A screen for genes that suppress loss of contact inhibition: identification of ING4 as a candidate tumor suppressor gene in human cancer

Abstract

We have devised a screen for genes that suppress the loss of contact inhibition elicited by overexpression of the protooncogene MYCN. The initial application of this screen detected nine distinctive suppressors within a representative human cDNA library. One of these genes was ING4, a potential tumor suppressor gene that maps to human chromosome 12p13. Ectopic expression of ING4 suppressed the loss of contact inhibition elicited by either MYCN or MYC but had no direct effect on cellular proliferation. Pursuing the possibility that ING4 might be a tumor suppressor gene, we found inactivating mutations in ING4 transcripts from various human cancer cell lines. In addition, we used comparative genomic hybridization to detect deletion of the ING4 locus in 10-20% of human breast cancer cell lines and primary breast tumors. Ectopic expression of ING4 attenuated the growth of T47D human breast cancer cells in soft agar.
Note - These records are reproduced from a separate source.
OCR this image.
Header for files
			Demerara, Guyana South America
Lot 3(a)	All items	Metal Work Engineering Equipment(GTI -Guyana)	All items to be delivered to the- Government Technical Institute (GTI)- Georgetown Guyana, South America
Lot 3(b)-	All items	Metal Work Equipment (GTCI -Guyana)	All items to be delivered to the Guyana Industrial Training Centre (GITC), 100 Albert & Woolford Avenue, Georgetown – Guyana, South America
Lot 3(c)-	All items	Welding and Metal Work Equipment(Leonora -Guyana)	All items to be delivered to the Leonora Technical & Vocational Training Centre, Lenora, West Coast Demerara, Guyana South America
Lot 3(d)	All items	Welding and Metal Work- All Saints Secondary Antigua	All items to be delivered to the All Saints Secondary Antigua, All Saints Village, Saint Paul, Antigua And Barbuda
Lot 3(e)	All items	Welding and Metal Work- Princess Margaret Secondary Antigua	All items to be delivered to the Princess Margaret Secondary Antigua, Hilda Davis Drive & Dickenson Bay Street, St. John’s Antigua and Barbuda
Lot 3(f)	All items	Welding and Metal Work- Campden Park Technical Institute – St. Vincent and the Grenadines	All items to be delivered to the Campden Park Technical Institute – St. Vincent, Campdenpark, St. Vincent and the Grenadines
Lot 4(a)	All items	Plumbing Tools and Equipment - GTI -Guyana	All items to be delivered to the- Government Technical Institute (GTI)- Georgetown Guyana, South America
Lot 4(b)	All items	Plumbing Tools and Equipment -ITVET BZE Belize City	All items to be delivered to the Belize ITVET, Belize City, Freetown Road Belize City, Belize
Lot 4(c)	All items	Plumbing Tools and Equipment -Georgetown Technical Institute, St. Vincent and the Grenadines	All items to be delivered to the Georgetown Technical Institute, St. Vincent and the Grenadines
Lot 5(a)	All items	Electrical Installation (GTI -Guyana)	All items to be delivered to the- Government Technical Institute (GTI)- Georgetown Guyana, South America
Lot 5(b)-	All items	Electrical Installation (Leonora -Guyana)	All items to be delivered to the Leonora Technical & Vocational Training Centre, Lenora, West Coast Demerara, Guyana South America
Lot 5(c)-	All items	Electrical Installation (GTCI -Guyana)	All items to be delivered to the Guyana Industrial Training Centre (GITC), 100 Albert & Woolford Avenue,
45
We conclude that ING4 is a strong candidate as a tumor suppressor gene.

Fig. 1.

A screen for genes that suppress the loss of contact inhibition induced by MYCN. (A) Schematic diagram of the screen. (B) Differential killing of cells with AZT/5-FU in an MYCN-dependent manner. Rat1A/MYCNER cells were grown to a confluent monolayer and incubated for 2 days in the presence or absence of 100 nM 4-OHT and/or 50 μM AZT/50 μM 5-FU. After 2 days, all drugs were withdrawn, and the cells were fed with fresh media every 3 days for 21 days. (C) ING4 suppresses the loss of contact inhibition elicited by MYCN. Rat1A/MYCNER/tTA cells containing pRevTRE-ING4 were grown in the presence or absence of 2 μM doxycycline for the duration of the assay. Confluent monolayers were subjected to 2 days of treatment in the presence or absence of 100 nM 4-OHT and/or 50 μM AZT/50 μM 5-FU.

Fig. 2.

ING4 in human cancer cell lines. (A) Expression of ING4. Northern blot analysis was performed on 5 μg of total cellular RNA by using ³²P-labeled full-length ING4 cDNA as probe. (B) Schematic diagram of the ING4 protein showing the locations of plant homeodomain (PHD) and nuclear localization signal (NLS). Arrows mark the mutations found in ING4 transcripts from human cancer cell lines.

Fig. 3.

Ectopic reconstitution of ING4 in T47D breast cancer cells. (A) Southern blot. Genomic DNA was digested with BamHI and analyzed by Southern blotting with ³²P-labeled full length cDNA of ING4 or the actin gene, ACTB,as hybridization probes. (B) CGH analysis of T47D (filled circles) and MDAmb231 (open squares) cell lines. Loss and gain of DNA are reflected in the relative copy number score on the y axis of the graph. Relative copy numbers were determined by the ratio of the test DNA to the reference DNA. Therefore, a -0.5 score indicates that the test DNA contained half the copy number compared with the reference DNA, reflecting the loss of one copy in the test DNA. As such, loss of two copies would score -1.0. Small arrows mark the location of BAC probes, RP11-272L6 at 5.1 Mb and RP11-59H1 at 12.6 Mb from telomere. A cytological banding of chromosome 12, the location of ING4, and the extent of deletion in T47D are shown. (C) Suppression of growth in soft agar. T47D cells infected with the retroviral constructs, ING4-IRES-GFP and IRES-GFP, were plated in soft agar and then incubated for 21 days. Colonies were counted with the aid of either light or fluorescent microscopy.

Fig. 4.

Genomic deletion of the ING4 locus in primary breast tumors. CGH analysis of three tumors, A (filled circles), B (sectored squares), and C (open squares), are shown in a graph. The extent of each deletion is represented with bars.